Yosef Chaim Sonnenfeld

Yosef Chaim Sonnenfeld, also spelled Zonnenfeld, (1 December 1848 26 February 1932) was the rabbi and co-founder of the Edah HaChareidis, Haredi Jewish community in Jerusalem, during the years of the British Mandate of Palestine. He was originally given the name "Chaim", however, the name "Yosef" was added to him while he experienced an illness. Sonnenfeld was born in Verbó, Hungary (today: Vrbové, Slovakia). His father, Rabbi Avraham Shlomo Zonnenfeld, died when Chaim was five years old.

He was a student of Rabbi Samuel Benjamin Sofer (the Ksav Sofer), the son of Rabbi Moses Sofer (the Chasam Sofer). He was also a student of Rabbi Avraham Schag in Kobersdorf (who was himself a disciple of the Chasam Sofer); Sonnenfeld moved from the latter city to Jerusalem in 1873.

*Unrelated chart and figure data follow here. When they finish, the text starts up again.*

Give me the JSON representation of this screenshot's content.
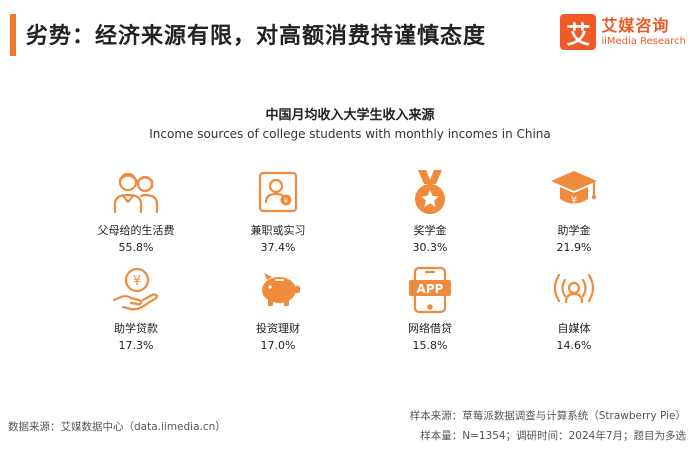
{
  "header": {
    "title": "劣势：经济来源有限，对高额消费持谨慎态度"
  },
  "brand": {
    "logo_char": "艾",
    "name_cn": "艾媒咨询",
    "name_en": "iiMedia Research"
  },
  "chart_data": {
    "type": "table",
    "title": "中国月均收入大学生收入来源",
    "subtitle": "Income sources of college students with monthly incomes in China",
    "unit": "%",
    "items": [
      {
        "label": "父母给的生活费",
        "value": 55.8,
        "value_text": "55.8%",
        "icon": "parents-icon"
      },
      {
        "label": "兼职或实习",
        "value": 37.4,
        "value_text": "37.4%",
        "icon": "id-badge-icon"
      },
      {
        "label": "奖学金",
        "value": 30.3,
        "value_text": "30.3%",
        "icon": "medal-icon"
      },
      {
        "label": "助学金",
        "value": 21.9,
        "value_text": "21.9%",
        "icon": "graduation-cap-icon"
      },
      {
        "label": "助学贷款",
        "value": 17.3,
        "value_text": "17.3%",
        "icon": "hand-coin-icon"
      },
      {
        "label": "投资理财",
        "value": 17.0,
        "value_text": "17.0%",
        "icon": "piggy-bank-icon"
      },
      {
        "label": "网络借贷",
        "value": 15.8,
        "value_text": "15.8%",
        "icon": "app-phone-icon"
      },
      {
        "label": "自媒体",
        "value": 14.6,
        "value_text": "14.6%",
        "icon": "broadcaster-icon"
      }
    ]
  },
  "footer": {
    "data_source": "数据来源：艾媒数据中心（data.iimedia.cn）",
    "sample_source": "样本来源：草莓派数据调查与计算系统（Strawberry Pie）",
    "sample_info": "样本量：N=1354；调研时间：2024年7月；题目为多选"
  },
  "colors": {
    "accent": "#f07a2b",
    "icon": "#f08a3c",
    "brand": "#f05a28"
  }
}
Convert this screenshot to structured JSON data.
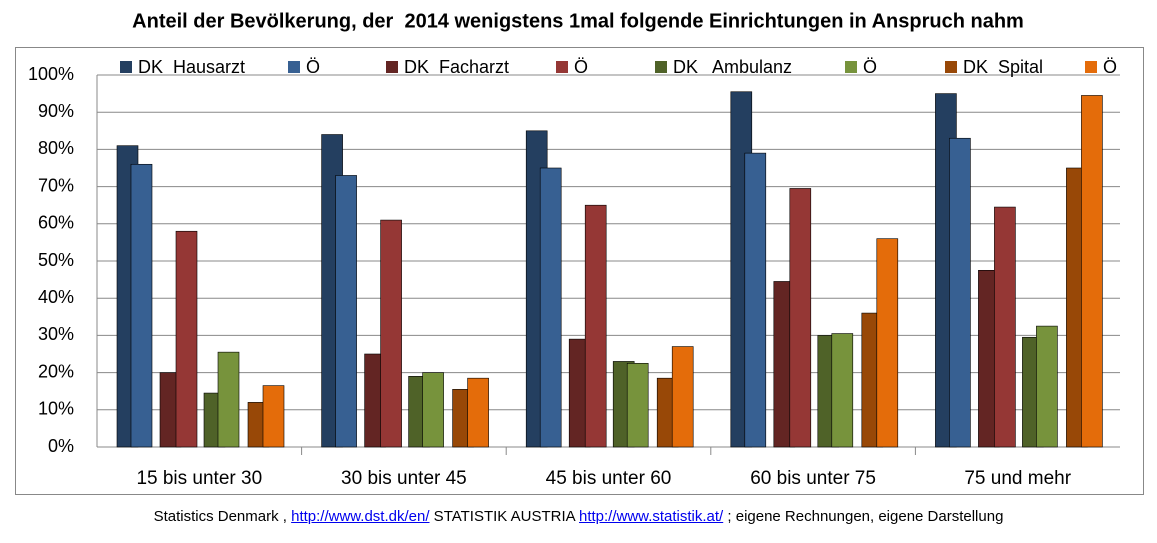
{
  "chart_data": {
    "type": "bar",
    "title": "Anteil der Bevölkerung, der  2014 wenigstens 1mal folgende Einrichtungen in Anspruch nahm",
    "categories": [
      "15 bis unter 30",
      "30 bis unter 45",
      "45 bis unter 60",
      "60 bis unter 75",
      "75 und mehr"
    ],
    "series": [
      {
        "name": "DK  Hausarzt",
        "color": "#243f60",
        "values": [
          81,
          84,
          85,
          95.5,
          95
        ]
      },
      {
        "name": "Ö",
        "color": "#376092",
        "values": [
          76,
          73,
          75,
          79,
          83
        ]
      },
      {
        "name": "DK  Facharzt",
        "color": "#632523",
        "values": [
          20,
          25,
          29,
          44.5,
          47.5
        ]
      },
      {
        "name": "Ö",
        "color": "#953735",
        "values": [
          58,
          61,
          65,
          69.5,
          64.5
        ]
      },
      {
        "name": "DK   Ambulanz",
        "color": "#4f6228",
        "values": [
          14.5,
          19,
          23,
          30,
          29.5
        ]
      },
      {
        "name": "Ö",
        "color": "#77933c",
        "values": [
          25.5,
          20,
          22.5,
          30.5,
          32.5
        ]
      },
      {
        "name": "DK  Spital",
        "color": "#984807",
        "values": [
          12,
          15.5,
          18.5,
          36,
          75
        ]
      },
      {
        "name": "Ö",
        "color": "#e46c0a",
        "values": [
          16.5,
          18.5,
          27,
          56,
          94.5
        ]
      }
    ],
    "ylim": [
      0,
      100
    ],
    "yticks": [
      {
        "value": 0,
        "label": "0%"
      },
      {
        "value": 10,
        "label": "10%"
      },
      {
        "value": 20,
        "label": "20%"
      },
      {
        "value": 30,
        "label": "30%"
      },
      {
        "value": 40,
        "label": "40%"
      },
      {
        "value": 50,
        "label": "50%"
      },
      {
        "value": 60,
        "label": "60%"
      },
      {
        "value": 70,
        "label": "70%"
      },
      {
        "value": 80,
        "label": "80%"
      },
      {
        "value": 90,
        "label": "90%"
      },
      {
        "value": 100,
        "label": "100%"
      }
    ],
    "grid": true,
    "legend": "top"
  },
  "footer": {
    "parts": [
      "Statistics Denmark , ",
      "http://www.dst.dk/en/",
      " STATISTIK AUSTRIA ",
      "http://www.statistik.at/",
      " ; eigene Rechnungen, eigene Darstellung"
    ]
  }
}
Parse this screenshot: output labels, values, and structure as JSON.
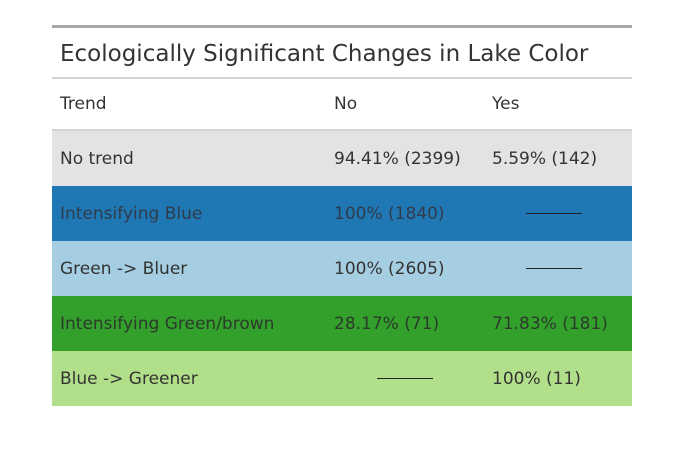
{
  "table": {
    "title": "Ecologically Significant Changes in Lake Color",
    "columns": [
      "Trend",
      "No",
      "Yes"
    ],
    "rows": [
      {
        "trend": "No trend",
        "no": "94.41% (2399)",
        "yes": "5.59% (142)",
        "bg": "#e3e3e3",
        "fg": "#333333"
      },
      {
        "trend": "Intensifying Blue",
        "no": "100% (1840)",
        "yes": "",
        "bg": "#1f78b4",
        "fg": "#2f3b4a"
      },
      {
        "trend": "Green -> Bluer",
        "no": "100% (2605)",
        "yes": "",
        "bg": "#a6cee3",
        "fg": "#333333"
      },
      {
        "trend": "Intensifying Green/brown",
        "no": "28.17% (71)",
        "yes": "71.83% (181)",
        "bg": "#33a02c",
        "fg": "#2b3a2b"
      },
      {
        "trend": "Blue -> Greener",
        "no": "",
        "yes": "100% (11)",
        "bg": "#b2df8a",
        "fg": "#333333"
      }
    ]
  }
}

He became an important figure in Jerusalem's Old City, serving as the right-hand man of Rabbi Yehoshua Leib Diskin and assisting the latter in communal activities, such as the founding of schools and the Diskin Orphanage, and the fight against secularism. In 1898, he refused to meet with Kaiser Wilhelm of Germany who visited the Old City because he believed that the Emperor was a descendant of the nation of Amalek. Sonnenfeld sent a delegate, a former Dutch diplomat and writer who had become a baal teshuva, Dr. Jacob Israël de Haan, to Transjordan with a peace proposal for Emir Abdullah.

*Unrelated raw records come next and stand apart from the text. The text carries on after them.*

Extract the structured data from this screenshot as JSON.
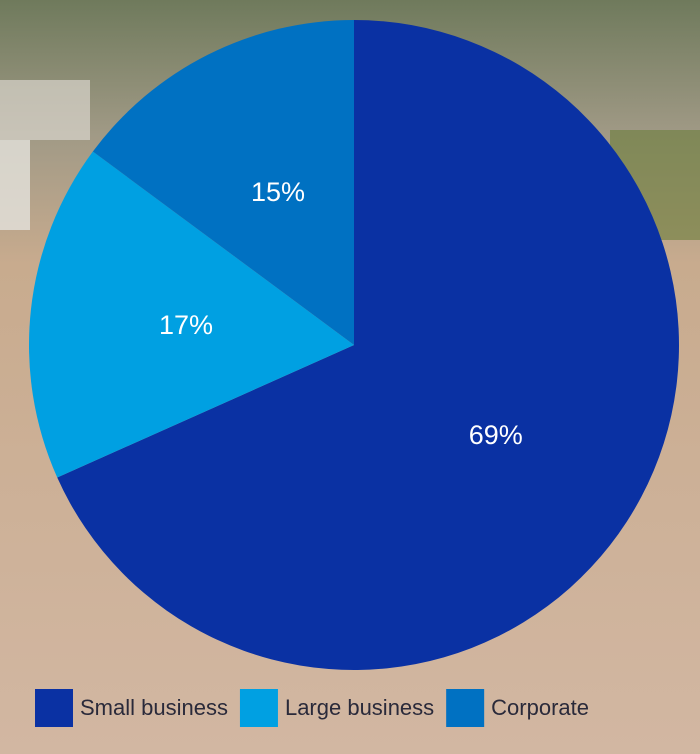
{
  "chart_data": {
    "type": "pie",
    "categories": [
      "Small business",
      "Large business",
      "Corporate"
    ],
    "values": [
      69,
      17,
      15
    ],
    "value_labels": [
      "69%",
      "17%",
      "15%"
    ],
    "colors": [
      "#0a31a3",
      "#00a0e2",
      "#0071c2"
    ],
    "legend": "bottom"
  }
}
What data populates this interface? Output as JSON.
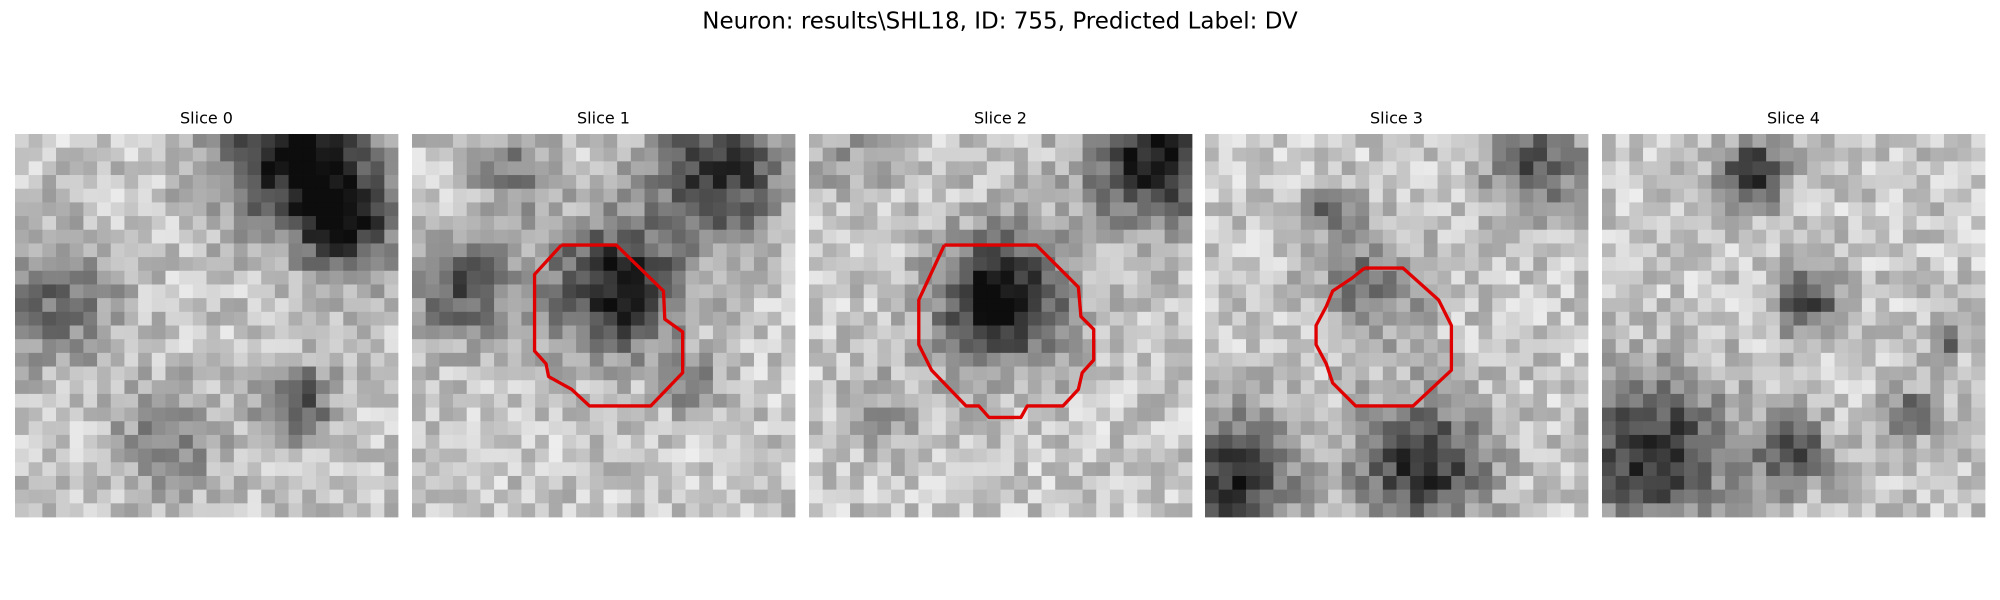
{
  "title": "Neuron: results\\SHL18, ID: 755, Predicted Label: DV",
  "panels": [
    {
      "title": "Slice 0"
    },
    {
      "title": "Slice 1"
    },
    {
      "title": "Slice 2"
    },
    {
      "title": "Slice 3"
    },
    {
      "title": "Slice 4"
    }
  ]
}
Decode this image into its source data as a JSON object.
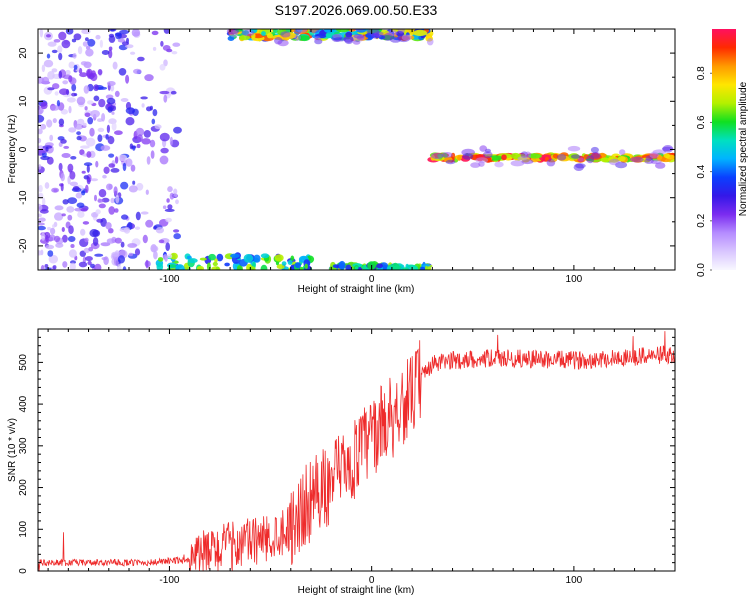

Contrary to a number of distorted accounts, he had a warm relationship with and mutual respect for Rabbi Abraham Isaac Kook, although the two were vigorous opponents in many areas. Indeed, in 1913 the two traveled together to the Galilee to try to return secular Jewish pioneers to Torah Judaism.

Works

Sonnenfeld wrote scholarly commentaries on the Torah, Talmud, and Shulchan Aruch. His responsa are collected in the work Salmas Chaim.

References

  1. Yoseph Chaïm Sonnenfeld during the years of the British mandate.
  2. British High Commissioner's reception at Government House, Jerusalem, with texts of the Proclamation, 1920. L-R: Rabbis Moshe Leib Bernstein, Yosef Chaïm Sonnenfeld, Yerucham Diskin, and Baruch Reuven Jungreis.
  3. Yoseph Chaïm Sonnenfeld receives Tomáš Garrigue Masaryk, President of Czechoslovakia, during the latter's visit to Jerusalem, 1927.[1]
  4. Yosef Chaïm Sonnenfeld (left) with Rabbi Abraham Isaac Kook, 1930s.

Notes

  1. Guardian of Jerusalem, pp. 182-183.